In Europe, 80% of offshore wind resource is located in places with water depth greater than 60m. This amounts to a potential European capacity of 4000GW, at water depths that are greater than fixed foundation devices can exploit. Floating offshore wind turbines therefore have great potential, both as a source of renewable energy for the UK and as an export market. This project aims to investigate floating offshore wind turbine (FOWT) foundation designs that have the potential to achieve significant cost reductions. This project targets the use of carbon-fibre textile reinforced concrete (CTRC) for floating platforms, where use of a concrete floating foundation allows the majority of supply and logistical activities to be local. A novel self-sensing technique that utilises the contact resistance at the connections of the carbon fibre tows in the mesh was proposed. The main impact of the project will be demonstration of the technical feasibility of self-sensory concrete foundations for floating offshore wind farms, and their potential to reduce construction, deployment, and inspection costs

 

Assessing the likelihood of collisions between deep-diving seabirds and tidal stream turbines is a main component of environmental impact assessments (EIA). Existing models rely on existing measurements of diving behaviour in non-energetic environments, even though diving behaviour in tidal stream environments is probably different. They also do not consider variations in feeding strategies among sites, even though foraging strategies depend on physical conditions and prey communities. These shortcomings are linked to the challenges of recording animal behaviour in tidal stream environments. The resultant uncertainty in EIA can delay or prevent installations, hindering commercial development. Most attempts to overcome these challenges focus on developing technological approaches such as biologging and hydroacoustics, even though these methods are fundamentally unsuitable and/or impractical.

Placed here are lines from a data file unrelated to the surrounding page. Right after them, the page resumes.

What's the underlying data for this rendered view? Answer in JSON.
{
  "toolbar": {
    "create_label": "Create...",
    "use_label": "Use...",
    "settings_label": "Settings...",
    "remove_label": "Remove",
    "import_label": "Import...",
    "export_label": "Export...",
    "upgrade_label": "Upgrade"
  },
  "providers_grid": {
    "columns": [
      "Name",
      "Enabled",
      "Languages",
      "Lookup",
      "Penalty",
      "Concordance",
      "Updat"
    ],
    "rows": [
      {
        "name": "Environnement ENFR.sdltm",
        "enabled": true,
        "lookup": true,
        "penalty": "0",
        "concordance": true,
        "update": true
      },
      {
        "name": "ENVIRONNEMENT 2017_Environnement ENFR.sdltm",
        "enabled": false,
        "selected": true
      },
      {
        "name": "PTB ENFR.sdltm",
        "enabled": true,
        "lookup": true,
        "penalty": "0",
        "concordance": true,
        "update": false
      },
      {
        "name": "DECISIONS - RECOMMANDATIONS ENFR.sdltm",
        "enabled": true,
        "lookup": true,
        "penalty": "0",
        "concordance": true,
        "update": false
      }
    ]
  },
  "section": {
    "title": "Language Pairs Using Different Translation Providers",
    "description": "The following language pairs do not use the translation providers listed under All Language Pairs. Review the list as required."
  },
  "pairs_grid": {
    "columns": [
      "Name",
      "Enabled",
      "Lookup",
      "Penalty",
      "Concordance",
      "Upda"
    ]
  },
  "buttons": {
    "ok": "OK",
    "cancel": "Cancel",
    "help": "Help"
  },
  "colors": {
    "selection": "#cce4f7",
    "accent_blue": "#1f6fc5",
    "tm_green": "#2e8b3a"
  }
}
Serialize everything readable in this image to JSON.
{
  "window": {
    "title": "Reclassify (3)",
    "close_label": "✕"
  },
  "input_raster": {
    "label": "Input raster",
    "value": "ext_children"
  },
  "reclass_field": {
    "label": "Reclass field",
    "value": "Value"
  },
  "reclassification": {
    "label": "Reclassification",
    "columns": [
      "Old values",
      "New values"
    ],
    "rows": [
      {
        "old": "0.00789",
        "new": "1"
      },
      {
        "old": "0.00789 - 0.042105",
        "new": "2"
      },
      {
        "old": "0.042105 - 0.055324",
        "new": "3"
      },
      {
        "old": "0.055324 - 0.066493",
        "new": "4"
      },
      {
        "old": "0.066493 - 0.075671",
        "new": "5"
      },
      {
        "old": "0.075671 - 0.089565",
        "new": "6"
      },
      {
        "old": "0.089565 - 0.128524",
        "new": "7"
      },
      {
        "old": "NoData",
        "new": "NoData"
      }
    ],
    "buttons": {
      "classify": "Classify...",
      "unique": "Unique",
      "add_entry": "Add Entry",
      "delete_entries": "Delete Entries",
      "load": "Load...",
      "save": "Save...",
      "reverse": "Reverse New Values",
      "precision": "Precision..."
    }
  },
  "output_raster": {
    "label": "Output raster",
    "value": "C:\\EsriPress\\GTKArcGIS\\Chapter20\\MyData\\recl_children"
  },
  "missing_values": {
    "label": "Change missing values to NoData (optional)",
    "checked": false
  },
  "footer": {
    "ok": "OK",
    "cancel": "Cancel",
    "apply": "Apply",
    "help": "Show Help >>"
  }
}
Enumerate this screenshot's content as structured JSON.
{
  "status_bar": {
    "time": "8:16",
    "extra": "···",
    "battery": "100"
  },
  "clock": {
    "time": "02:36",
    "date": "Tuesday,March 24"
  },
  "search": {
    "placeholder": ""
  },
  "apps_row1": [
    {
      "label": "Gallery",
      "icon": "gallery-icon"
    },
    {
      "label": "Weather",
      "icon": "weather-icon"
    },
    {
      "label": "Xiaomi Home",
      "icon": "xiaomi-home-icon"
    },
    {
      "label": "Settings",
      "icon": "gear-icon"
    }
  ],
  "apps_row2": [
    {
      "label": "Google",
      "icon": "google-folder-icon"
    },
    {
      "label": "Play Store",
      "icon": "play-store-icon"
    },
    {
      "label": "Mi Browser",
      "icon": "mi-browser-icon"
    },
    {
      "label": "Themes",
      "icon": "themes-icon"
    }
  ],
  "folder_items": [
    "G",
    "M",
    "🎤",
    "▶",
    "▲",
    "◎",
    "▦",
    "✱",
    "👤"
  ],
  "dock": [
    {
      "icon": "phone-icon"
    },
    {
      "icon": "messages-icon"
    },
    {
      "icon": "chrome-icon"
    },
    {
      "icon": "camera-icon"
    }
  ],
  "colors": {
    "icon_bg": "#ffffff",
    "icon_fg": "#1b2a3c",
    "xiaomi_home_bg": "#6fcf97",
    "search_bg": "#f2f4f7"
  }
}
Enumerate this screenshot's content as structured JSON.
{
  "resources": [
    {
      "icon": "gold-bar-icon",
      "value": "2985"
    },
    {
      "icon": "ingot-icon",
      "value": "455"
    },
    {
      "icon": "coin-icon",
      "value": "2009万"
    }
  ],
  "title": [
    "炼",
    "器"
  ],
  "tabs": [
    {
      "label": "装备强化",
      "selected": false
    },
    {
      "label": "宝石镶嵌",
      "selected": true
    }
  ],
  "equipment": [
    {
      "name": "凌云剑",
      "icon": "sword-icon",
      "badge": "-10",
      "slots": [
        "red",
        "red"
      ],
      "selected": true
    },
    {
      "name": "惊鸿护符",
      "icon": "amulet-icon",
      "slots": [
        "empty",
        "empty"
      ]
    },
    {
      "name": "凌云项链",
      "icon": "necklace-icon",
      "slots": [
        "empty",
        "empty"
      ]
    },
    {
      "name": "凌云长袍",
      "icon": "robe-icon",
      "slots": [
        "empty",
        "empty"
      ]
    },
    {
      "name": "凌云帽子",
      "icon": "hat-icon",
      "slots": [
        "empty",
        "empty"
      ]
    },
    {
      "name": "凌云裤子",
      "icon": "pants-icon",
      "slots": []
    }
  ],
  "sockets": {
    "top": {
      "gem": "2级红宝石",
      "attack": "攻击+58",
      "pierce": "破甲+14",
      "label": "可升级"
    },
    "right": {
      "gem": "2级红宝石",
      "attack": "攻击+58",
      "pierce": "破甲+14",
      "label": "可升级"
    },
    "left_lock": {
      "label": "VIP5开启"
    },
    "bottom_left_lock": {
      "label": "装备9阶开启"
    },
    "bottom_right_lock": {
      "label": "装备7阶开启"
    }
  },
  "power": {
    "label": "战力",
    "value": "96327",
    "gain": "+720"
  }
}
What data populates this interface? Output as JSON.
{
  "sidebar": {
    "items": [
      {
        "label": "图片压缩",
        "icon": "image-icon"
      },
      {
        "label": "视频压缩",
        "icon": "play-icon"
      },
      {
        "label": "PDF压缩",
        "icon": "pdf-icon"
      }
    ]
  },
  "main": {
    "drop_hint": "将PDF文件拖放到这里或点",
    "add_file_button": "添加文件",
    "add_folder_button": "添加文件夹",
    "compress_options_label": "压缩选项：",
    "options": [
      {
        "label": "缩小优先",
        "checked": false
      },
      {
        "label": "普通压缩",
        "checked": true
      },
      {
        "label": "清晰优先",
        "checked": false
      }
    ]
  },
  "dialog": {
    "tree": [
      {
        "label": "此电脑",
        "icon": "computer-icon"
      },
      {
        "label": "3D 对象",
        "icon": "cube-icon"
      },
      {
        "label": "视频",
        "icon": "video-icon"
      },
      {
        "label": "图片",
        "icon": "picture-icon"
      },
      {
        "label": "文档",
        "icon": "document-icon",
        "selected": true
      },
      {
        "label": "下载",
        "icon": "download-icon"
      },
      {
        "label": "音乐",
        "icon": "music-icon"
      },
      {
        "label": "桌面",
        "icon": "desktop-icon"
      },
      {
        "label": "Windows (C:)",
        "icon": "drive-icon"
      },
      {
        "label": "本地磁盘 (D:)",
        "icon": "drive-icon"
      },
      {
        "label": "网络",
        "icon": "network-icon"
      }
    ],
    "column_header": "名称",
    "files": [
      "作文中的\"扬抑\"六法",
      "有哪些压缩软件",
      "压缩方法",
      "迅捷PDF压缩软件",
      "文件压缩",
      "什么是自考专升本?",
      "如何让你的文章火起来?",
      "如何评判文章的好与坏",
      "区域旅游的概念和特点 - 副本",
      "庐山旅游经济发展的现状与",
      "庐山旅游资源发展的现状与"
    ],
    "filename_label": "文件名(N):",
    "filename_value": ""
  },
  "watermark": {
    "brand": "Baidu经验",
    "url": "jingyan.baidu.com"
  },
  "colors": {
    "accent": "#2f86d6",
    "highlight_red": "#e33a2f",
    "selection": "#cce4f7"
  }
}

The proposed project uses existing knowledge of vulnerable species (black guillemot, European shag) to adapt conventional approaches (shore-based surveys and fish traps) and provide information relevant for the assessment of collision risk in Shetland, UK. Specifically, this information is used to understand whether and why diving behaviour of vulnerable species differs among locations, improving existing models of collision risk and reducing uncertainty in EIA

 

Computational models are generally used for the strategic planning of the O&M activities of offshore renewable farms. However, these models rely on information retrieved a priori, based on existing literature or previous experiences, with little consideration for the data obtained through sensors installed on the devices. The proposed activity aims at exploring the combined use of strategic tools and operational data, highlighting the benefits of including the information obtained from condition monitoring instrumentation at an early stage in the computer-aided definition of the O&M strategy. Despite the approach is valid for most offshore renewable technologies, this activity will put major emphasis on specific solutions for floating offshore wind turbines.

 

 

The research stay at Johns Hopkins University (USA), with Professor Charles Meneveau, will aim to (i) analyse the impact of relative submergence and device separation in tidal arrays’ hydrodynamics and (ii) develop the necessary knowledge and computing skills to start in the field of wind turbine farm simulation. For this research, Large-Eddy Simulations (LES) will be performed using the state-of-the-art Digital Offshore FArm Simulator (DOFAS), being its current version mostly tailored to tidal turbines. DOFAS allows to investigate with great level of detail the complex turbulent flow developed in offshore farm by means of LES and the fluid-structure interaction using an actuator line method to represent the turbines’ rotor, capable of calculating the structural loads.